Dari ketentuan di atas dapat tafsirkan terdapat tiga kemungkinan agar Serikat Buruh dapat menjadi pihak dalam perundingan pembuatan PKB yaitu apabila jumlah anggotanya atau mendapat dukungan lebih dari 50% dari seluruh jumlah buruh di perusahaan tersebut. Apabila tidak terpenuhi maka dibentuk tim perunding yang keanggotaannya ditentukan secara proporsional berdasarkan jumlah anggota masing-masing serikat buruh.

Sayangnya pelaksanaan ketentuan ini diatur lebih lanjut dalam Kepmenakertrans No. KEP.48/MEN/2004 tidak mengatur perusahaan yang memiliki lebih dari satu Serikat Buruh. Batasan Serikat Buruh yang berhak menjadi pihak dalam perundingan PKB juga berbeda. Ada dua batasan bagi perusahaan yang memiliki satu Serikat Buruh, berdasarkan Pasal 16 yaitu :
1.  jumlah anggota lebih dari 50% (lima puluh perseratus) dari jumlah seluruh pekerja/buruh di perusahaan yang bersangkutan atau;
2.  mendapat dukungan lebih 50% (lima puluh perseratus) dari jumlah seluruh pekerja/buruh di perusahaan melalui pemungutan suara.

Apabila batasan itu tidak terpenuhi maka tertutup bagi Serikat Buruh untuk melaksanakan fungsinya untuk menjadi pihak dalam perundingan pembuatan PKB. Selanjutnya bagi perusahaan yang memiliki lebih dari satu Serikat Buruh, berdasarkan Pasal 18 hanya Serikat Buruh yang jumlah keanggotaannya lebih dari 50% (lima puluh perseratus) dari jumlah seluruh pekerja/buruh di perusahaan yang bersangkutan saja yang dapat sebagai pihak dalam perundingan pembuatan PKB. Itupun harus melalui verifikasi keanggotaan serikat pekerja/serkat buruh yang dilakukan oleh panitia yang terdiri dari wakil pengurus serikat pekerja/serikat buruh yang ada di perusahaan dengan disaksikan oleh wakil instansi yang bertanggung jawab dalam bidang ketenagakerjaan dan pengusaha.
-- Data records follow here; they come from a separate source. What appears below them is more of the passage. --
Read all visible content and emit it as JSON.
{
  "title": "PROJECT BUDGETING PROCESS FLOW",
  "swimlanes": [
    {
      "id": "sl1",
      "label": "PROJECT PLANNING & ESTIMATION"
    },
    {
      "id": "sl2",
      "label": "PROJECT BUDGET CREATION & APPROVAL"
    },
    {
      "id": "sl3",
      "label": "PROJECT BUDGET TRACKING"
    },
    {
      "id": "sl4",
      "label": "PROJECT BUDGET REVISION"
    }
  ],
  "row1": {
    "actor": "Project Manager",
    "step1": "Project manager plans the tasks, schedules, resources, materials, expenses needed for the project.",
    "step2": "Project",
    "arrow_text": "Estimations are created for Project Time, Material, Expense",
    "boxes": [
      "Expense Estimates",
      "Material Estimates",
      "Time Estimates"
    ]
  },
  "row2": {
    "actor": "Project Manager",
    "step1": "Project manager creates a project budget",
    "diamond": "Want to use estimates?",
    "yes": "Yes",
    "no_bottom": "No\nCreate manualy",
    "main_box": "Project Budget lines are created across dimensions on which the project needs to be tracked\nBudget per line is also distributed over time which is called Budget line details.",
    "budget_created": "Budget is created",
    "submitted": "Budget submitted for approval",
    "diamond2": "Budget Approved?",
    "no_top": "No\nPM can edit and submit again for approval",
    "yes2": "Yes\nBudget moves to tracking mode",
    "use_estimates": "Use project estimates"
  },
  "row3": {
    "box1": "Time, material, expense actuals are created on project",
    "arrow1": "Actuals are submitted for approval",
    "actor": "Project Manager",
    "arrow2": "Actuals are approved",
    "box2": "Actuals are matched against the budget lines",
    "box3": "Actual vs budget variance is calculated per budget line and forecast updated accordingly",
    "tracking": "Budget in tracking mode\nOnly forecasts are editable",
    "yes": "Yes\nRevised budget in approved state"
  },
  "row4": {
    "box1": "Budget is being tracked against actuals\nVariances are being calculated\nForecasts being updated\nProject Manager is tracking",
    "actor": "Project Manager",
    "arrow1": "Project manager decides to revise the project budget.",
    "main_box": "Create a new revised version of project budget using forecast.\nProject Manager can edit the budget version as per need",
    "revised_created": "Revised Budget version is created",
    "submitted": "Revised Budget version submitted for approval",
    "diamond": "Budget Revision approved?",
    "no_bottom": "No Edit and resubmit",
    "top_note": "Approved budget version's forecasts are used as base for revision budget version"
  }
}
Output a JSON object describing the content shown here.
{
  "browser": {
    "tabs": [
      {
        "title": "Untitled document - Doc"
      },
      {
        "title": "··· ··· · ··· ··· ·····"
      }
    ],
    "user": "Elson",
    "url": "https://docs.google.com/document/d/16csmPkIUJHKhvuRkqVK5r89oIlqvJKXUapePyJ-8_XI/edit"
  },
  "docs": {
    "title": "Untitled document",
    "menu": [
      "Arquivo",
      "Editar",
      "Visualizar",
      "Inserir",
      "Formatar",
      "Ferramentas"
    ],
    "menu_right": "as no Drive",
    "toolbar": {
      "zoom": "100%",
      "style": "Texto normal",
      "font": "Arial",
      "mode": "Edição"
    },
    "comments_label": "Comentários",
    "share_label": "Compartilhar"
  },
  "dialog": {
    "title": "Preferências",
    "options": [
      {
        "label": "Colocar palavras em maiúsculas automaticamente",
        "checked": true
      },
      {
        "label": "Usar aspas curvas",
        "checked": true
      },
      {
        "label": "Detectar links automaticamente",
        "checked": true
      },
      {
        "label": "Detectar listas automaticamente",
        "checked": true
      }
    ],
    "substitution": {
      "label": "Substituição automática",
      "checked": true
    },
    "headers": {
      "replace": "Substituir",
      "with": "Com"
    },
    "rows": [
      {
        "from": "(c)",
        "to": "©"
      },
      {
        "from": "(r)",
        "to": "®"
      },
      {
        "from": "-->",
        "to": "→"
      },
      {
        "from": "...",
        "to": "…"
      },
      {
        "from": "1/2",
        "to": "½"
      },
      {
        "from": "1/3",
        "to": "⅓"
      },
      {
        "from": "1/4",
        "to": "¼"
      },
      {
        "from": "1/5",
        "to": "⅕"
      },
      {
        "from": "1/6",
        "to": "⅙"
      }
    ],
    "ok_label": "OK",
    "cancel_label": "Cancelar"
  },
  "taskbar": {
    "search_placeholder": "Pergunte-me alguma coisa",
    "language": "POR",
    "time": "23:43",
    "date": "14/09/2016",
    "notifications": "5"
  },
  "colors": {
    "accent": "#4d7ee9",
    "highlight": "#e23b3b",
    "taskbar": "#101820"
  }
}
Tidak ada kemungkinan koalisi ataupun dibentuk tim perunding yang keanggotaannya ditentukan secara proporsional berdasarkan jumlah anggota masing-masing serikat pekerja/serikat buruh.

Ketentuan Pasal 16 jo Pasal 18 Kepmenakertrans No. KEP.48/MEN/2004 ini tidak sesuai dengan ketentuan Pasal 119 dan Pasal 120 UU No. 13 Tahun 2003. Ada pertentangan antara dua peraturan itu. Di dalam praktek, tentunya Disnaker Kota/ Kabupaten maupun Propinsi lebih memilih akan menerapkan ketentuan Kepmenakertrans No. KEP.48/MEN/2004 daripada UU No. 13 Tahun 2003. Ketidak sesuaian norma ini dikenal dengan adanya konflik norma, inkonsistensi vertikal atau tidak ada sinkronisasi vertikal dari norma hukum. Penyelesaian konflik norma diperlukan berkaitan dengan asas preferensi hukum (yang meliputi lex superior derogat legi inferiori, lex specialis derogat legi generali, lex posterior derogat legi priori) yaitu pengingkaran (disavowal), reinterpretasi, pembatalan (invalidation) atau pemulihan (remedy) (Philipus M Hadjon, 2005 : 31).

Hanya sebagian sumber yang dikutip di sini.